Features we expected but didn’t get in M4 iPad Pro


Expected features we didn't get in M4 iPad Pro
Apple pulled one of the cameras out of the M4 iPad Pro. And that's not all.
Photo: Apple/Cult of Mac

Apple touts the beautiful OLED screen and speedy M4 processor in the latest iPad Pro, but some other features quietly disappeared.

And more that had been rumored or just hoped for simply never appeared.

M4 iPad Pro is ever so slim

iPad Pro is essentially a computer in a touchscreen. That makes the display critical, and Apple went “all in” with an OLED screen in the 2024 model that offers a bright, even image with strong contrast. Because each pixel glows on its own, no backlight is needed. This allowed designers to slim down the tablet, and drop the weight, too.

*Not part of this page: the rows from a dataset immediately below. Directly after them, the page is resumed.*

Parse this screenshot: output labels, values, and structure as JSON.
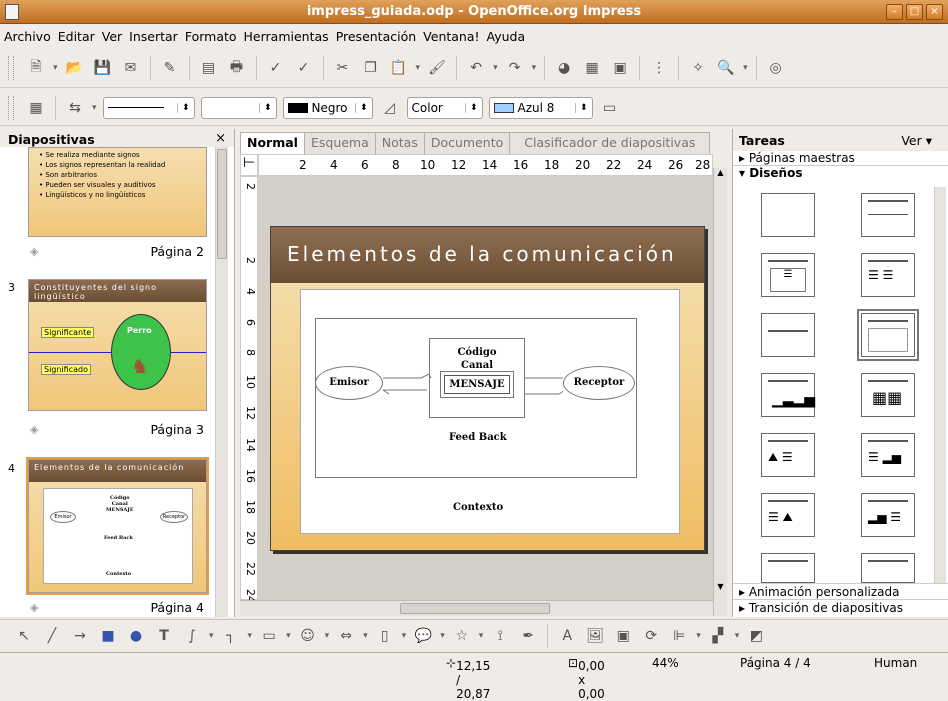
{
  "window": {
    "title": "impress_guiada.odp - OpenOffice.org Impress"
  },
  "menu": [
    "Archivo",
    "Editar",
    "Ver",
    "Insertar",
    "Formato",
    "Herramientas",
    "Presentación",
    "Ventana!",
    "Ayuda"
  ],
  "format_bar": {
    "line_color": "Negro",
    "area_style": "Color",
    "area_color": "Azul 8"
  },
  "slides_panel": {
    "title": "Diapositivas",
    "slide2_bullets": [
      "Se realiza mediante signos",
      "Los signos representan la realidad",
      "Son arbitrarios",
      "Pueden ser visuales y auditivos",
      "Lingüísticos y no lingüísticos"
    ],
    "slide2_label": "Página 2",
    "slide3_num": "3",
    "slide3_title": "Constituyentes del signo lingüístico",
    "slide3_significante": "Significante",
    "slide3_perro": "Perro",
    "slide3_significado": "Significado",
    "slide3_label": "Página 3",
    "slide4_num": "4",
    "slide4_title": "Elementos de la comunicación",
    "slide4_label": "Página 4"
  },
  "tabs": [
    "Normal",
    "Esquema",
    "Notas",
    "Documento",
    "Clasificador de diapositivas"
  ],
  "ruler_h": [
    "2",
    "4",
    "6",
    "8",
    "10",
    "12",
    "14",
    "16",
    "18",
    "20",
    "22",
    "24",
    "26",
    "28"
  ],
  "ruler_v": [
    "2",
    "2",
    "4",
    "6",
    "8",
    "10",
    "12",
    "14",
    "16",
    "18",
    "20",
    "22",
    "24"
  ],
  "slide": {
    "title": "Elementos de la comunicación",
    "codigo": "Código",
    "canal": "Canal",
    "mensaje": "MENSAJE",
    "emisor": "Emisor",
    "receptor": "Receptor",
    "feedback": "Feed Back",
    "contexto": "Contexto"
  },
  "tasks": {
    "title": "Tareas",
    "view": "Ver",
    "master_pages": "Páginas maestras",
    "layouts": "Diseños",
    "custom_animation": "Animación personalizada",
    "slide_transition": "Transición de diapositivas"
  },
  "status": {
    "position": "12,15 / 20,87",
    "size": "0,00 x 0,00",
    "zoom": "44%",
    "page": "Página 4 / 4",
    "master": "Human"
  }
}
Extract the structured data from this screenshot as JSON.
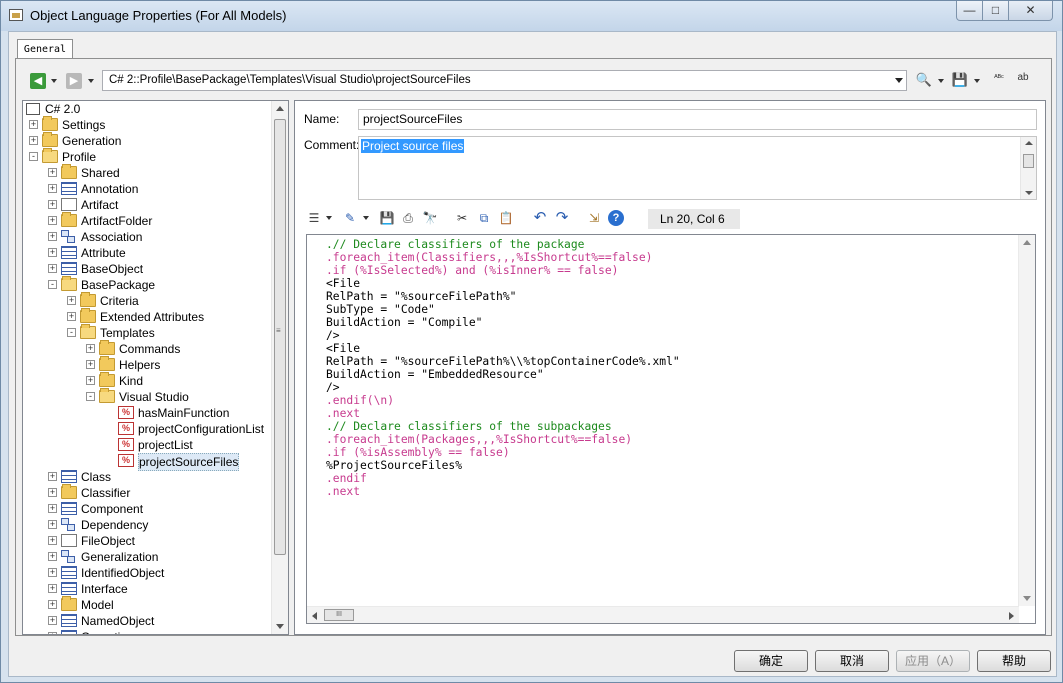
{
  "window": {
    "title": "Object Language Properties (For All Models)",
    "controls": {
      "minimize": "—",
      "maximize": "□",
      "close": "✕"
    }
  },
  "tabs": [
    {
      "label": "General"
    }
  ],
  "toolbar": {
    "path": "C# 2::Profile\\BasePackage\\Templates\\Visual Studio\\projectSourceFiles",
    "icons": [
      "back-icon",
      "forward-icon",
      "search-icon",
      "save-icon",
      "spellcheck-icon",
      "replace-text-icon"
    ],
    "back_glyph": "◀",
    "forward_glyph": "▶",
    "search_glyph": "🔍",
    "save_glyph": "💾",
    "spell_glyph": "ᴬᴮᶜ",
    "replace_glyph": "ab"
  },
  "tree": {
    "root": "C# 2.0",
    "items": [
      {
        "label": "Settings"
      },
      {
        "label": "Generation"
      },
      {
        "label": "Profile"
      },
      {
        "label": "Shared"
      },
      {
        "label": "Annotation"
      },
      {
        "label": "Artifact"
      },
      {
        "label": "ArtifactFolder"
      },
      {
        "label": "Association"
      },
      {
        "label": "Attribute"
      },
      {
        "label": "BaseObject"
      },
      {
        "label": "BasePackage"
      },
      {
        "label": "Criteria"
      },
      {
        "label": "Extended Attributes"
      },
      {
        "label": "Templates"
      },
      {
        "label": "Commands"
      },
      {
        "label": "Helpers"
      },
      {
        "label": "Kind"
      },
      {
        "label": "Visual Studio"
      },
      {
        "label": "hasMainFunction"
      },
      {
        "label": "projectConfigurationList"
      },
      {
        "label": "projectList"
      },
      {
        "label": "projectSourceFiles"
      },
      {
        "label": "Class"
      },
      {
        "label": "Classifier"
      },
      {
        "label": "Component"
      },
      {
        "label": "Dependency"
      },
      {
        "label": "FileObject"
      },
      {
        "label": "Generalization"
      },
      {
        "label": "IdentifiedObject"
      },
      {
        "label": "Interface"
      },
      {
        "label": "Model"
      },
      {
        "label": "NamedObject"
      },
      {
        "label": "Operation"
      }
    ],
    "template_glyph": "%",
    "grip": "≡"
  },
  "form": {
    "name_label": "Name:",
    "name_value": "projectSourceFiles",
    "comment_label": "Comment:",
    "comment_value": "Project source files"
  },
  "editor_toolbar": {
    "icons": [
      "list-icon",
      "edit-icon",
      "save-icon",
      "print-icon",
      "find-icon",
      "cut-icon",
      "copy-icon",
      "paste-icon",
      "undo-icon",
      "redo-icon",
      "insert-icon",
      "help-icon"
    ],
    "glyphs": {
      "list": "☰",
      "edit": "✎",
      "save": "💾",
      "print": "⎙",
      "find": "🔭",
      "cut": "✂",
      "copy": "⧉",
      "paste": "📋",
      "undo": "↶",
      "redo": "↷",
      "insert": "⇲",
      "help": "?"
    },
    "position": "Ln 20, Col 6"
  },
  "code_lines": [
    {
      "type": "com",
      "text": ".// Declare classifiers of the package"
    },
    {
      "type": "cmd",
      "text": ".foreach_item(Classifiers,,,%IsShortcut%==false)"
    },
    {
      "type": "cmd",
      "text": ".if (%IsSelected%) and (%isInner% == false)"
    },
    {
      "type": "txt",
      "text": "<File"
    },
    {
      "type": "txt",
      "text": "RelPath = \"%sourceFilePath%\""
    },
    {
      "type": "txt",
      "text": "SubType = \"Code\""
    },
    {
      "type": "txt",
      "text": "BuildAction = \"Compile\""
    },
    {
      "type": "txt",
      "text": "/>"
    },
    {
      "type": "txt",
      "text": "<File"
    },
    {
      "type": "txt",
      "text": "RelPath = \"%sourceFilePath%\\\\%topContainerCode%.xml\""
    },
    {
      "type": "txt",
      "text": "BuildAction = \"EmbeddedResource\""
    },
    {
      "type": "txt",
      "text": "/>"
    },
    {
      "type": "cmd",
      "text": ".endif(\\n)"
    },
    {
      "type": "cmd",
      "text": ".next"
    },
    {
      "type": "com",
      "text": ".// Declare classifiers of the subpackages"
    },
    {
      "type": "cmd",
      "text": ".foreach_item(Packages,,,%IsShortcut%==false)"
    },
    {
      "type": "cmd",
      "text": ".if (%isAssembly% == false)"
    },
    {
      "type": "txt",
      "text": "%ProjectSourceFiles%"
    },
    {
      "type": "cmd",
      "text": ".endif"
    },
    {
      "type": "cmd",
      "text": ".next"
    }
  ],
  "scroll": {
    "thumb_grip": "III"
  },
  "buttons": {
    "ok": "确定",
    "cancel": "取消",
    "apply": "应用（A）",
    "help": "帮助"
  }
}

While that’s a benefit to users, clearly there’s not room for everything. And that includes some features that were in the 2022 version.

No Ultra-wide camera

In 2020, Apple added a 10 megapixel ultra-wide camera to the iPad Pro. This feature was also in the next two versions but dropped from the 2024 model. (The standard 12MP rear camera remains.)

As the name suggests, ultra-wide cameras are used to capture wide images, like buildings, groups of people, landscapes, etc. The one in the current iPad Pro is what powers the 0.5X mode in the Camera application that allows the user to zoom out when taking a picture.

Apple didn’t explain why it dropped the camera from the new model, but it could be because it was simply underused. While iPad rear-facing cameras have fans, more people prefer to use their iPhone even if they then have to transfer the image to their tablet.

And reducing the thickness and weight of the device undoubtedly required some cuts.

5G mmWave is gone

Earlier iPad Pro models with optional built-in 5G cellular wireless capabilities supported mmWave. This specific version of 5G has been dropped from the new M4 iPad Pro.

Some carriers, such as Verizon, are delivering multi-gigabit download speeds over cellular connections using 5G mmWave. But the connections are short range compared to rival cellular options, and signals don’t penetrate walls well. The result is that the technology has not been widely adopted.

It probably got cut from the M4 iPad Pro because so few potential buyers would ever be able to use it. mmWave remains in the latest iPhone models, though … for now.

Support for Apple Pencil 2? Nope.

Along with the 2024 iPad Pro came Apple Pencil Pro that boasts a new “squeeze” gesture, an internal gyroscope, haptic feedback and Find My support. One of the reasons it’s necessary is the latest iPadOS device doesn’t support the previous Apple Pencil 2.

Apple apparently had to redesign the wireless charger used by the stylus, making the old version incompatible. Moving the iPad Pro front-facing camera to the long edge of the screen left less room for the magnetic Apple Pencil charger that sits in the same place. Apple Pencil 2 had been designed for a specific charger that doesn’t fit in the new model.

To be clear, the new stylus isn’t the only option. Pro tablet users can use Apple Pencil USB-C, as it doesn’t require wireless charging. It’s also significantly less expensive than Pencil Pro.

Still waiting for Wi-Fi 7

Wi-Fi 7 is the new version of the short-range wireless networking standard. Earlier versions used the 2.4 GHz and 5 GHz bands, then version 6E expanded to the 6 GHz band. Devices that use Wi-Fi 7 can simultaneously connected to a compatible router over all three bands. The result is reliability and speed.

But M4 iPad Pro doesn’t support Wi-Fi 7. It still uses version 6E.

Battery life isn’t longer

Apple promises the previous 13-inch iPad Pro offers up to 10 hours of web access on Wi-Fi or watching video. It says the 2024 model offers the same.

Apple’s decision to slim down the tablet by 20% means it gave up the opportunity to keep the iPad the same size as its predecessor while significantly increasing battery life.

No MagSafe or more ports

Pre-release rumors indicated that Apple might put MagSafe in the 2024 iPad Pro. It didn’t happen.

Adding the MacBook’s MagSafe charging port would have allowed the tablet’s single USB-C port to be dedicated to data, without the user having to charge the device through it as well.

There was also hope — not backed up by leaks or rumors, just hope — of more than one USB-C port. Nope.